Other Democrats have been trying to advance their own plans. Sen. Debbie Stabenow (D-Mich.) is proposing a bill that would allow people from ages 55 to 64 to buy into the actual Medicare program, while Sen. Chris Murphy (D-Conn.), sometimes mentioned as a 2020 contender, is preparing a buy-in proposal to Medicare that would be available to most of the public but would still compete with private insurers.
The public-insurance backup plan has gained currency in recent months as more insurers have withdrawn from the ACA’s marketplaces and left nearly half the nation’s counties with only one insurer in their marketplace for 2018.
These rural areas were the spots that broke most sharply against Clinton in the 2016 election, delivering larger shares of their votes to President Trump than to recent GOP nominees such as Mitt Romney and Sen. John McCain (R-Ariz.).
That could make this proposal a more palatable offering for the 10 Democrats up for reelection in states that Trump won last year, as well as many others in competitive states.
Bennet and Kaine are both examples of the latter. Obama and Clinton won Colorado and Virginia in the past three presidential contests, but by small margins. Both have won close, highly contested Senate races, and both have experience in national politics as well — Bennet chaired the Democratic Senatorial Campaign Committee in 2014, while Kaine was his party’s vice-presidential nominee last year.
Still, this proposal shows that Democrats have moved to the left ideologically on health care. Eight years ago, the public option failed because moderate Democrats backed away from it; now a similar proposal is being offered as the safe ground for those facing a tough reelection.
For many liberals, this proposal will not be sufficient, craving the universal promise that Sanders is offering. “Right now, if we want to move away from a dysfunctional, wasteful, bureaucratic system into a rational health-care system that guarantees coverage to everyone in a cost-effective way, the only way to do it is Medicare for All,” the 2016 runner-up to Clinton for the nomination told The Post last month.
Democratic leaders have tread carefully on the single-payer proposal, voicing support for its goal of universal coverage but also suggesting that the short-term objective is playing defense to protect the ACA from Republican efforts to repeal the law and to undermine the already shaky insurance exchanges.
“None of these things, whether it’s Bernie’s or others, can really prevail unless we protect the Affordable Care Act,” House Minority Leader Nancy Pelosi (D-Calif.) told reporters last month.
Bennet and Kaine are members of the Senate Health, Education, Labor and Pensions Committee and are supporting the ranking Democrat, Sen. Patty Murray (Wash.), in her negotiations with the chairman, Sen.

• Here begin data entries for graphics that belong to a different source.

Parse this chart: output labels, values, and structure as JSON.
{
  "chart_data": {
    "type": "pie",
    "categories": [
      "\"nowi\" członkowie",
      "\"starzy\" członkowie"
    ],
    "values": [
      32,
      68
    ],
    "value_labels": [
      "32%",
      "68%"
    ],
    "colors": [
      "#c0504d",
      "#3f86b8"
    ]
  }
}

Lamar Alexander (R-Tenn.), to forge a bipartisan deal to shore up the ACA. That might entail some changes to the ACA while also establishing better financial footing for private insurers to offer ACA plans in those underserved areas.
They do not expect Medicare-X to become the law of the land immediately, but Bennet and Kaine believe that this proposal could be the next step — once Democrats can win back some power in Washington — toward getting more people health coverage.
By maintaining the existing structure, rather than tearing it down, they believe that it could eventually become a potential bipartisan agreement that attracts Republican support to forge a law that is not under constant assault like the ACA.
“I want Virginians — and all Americans — to have more health-care choices,” Kaine said.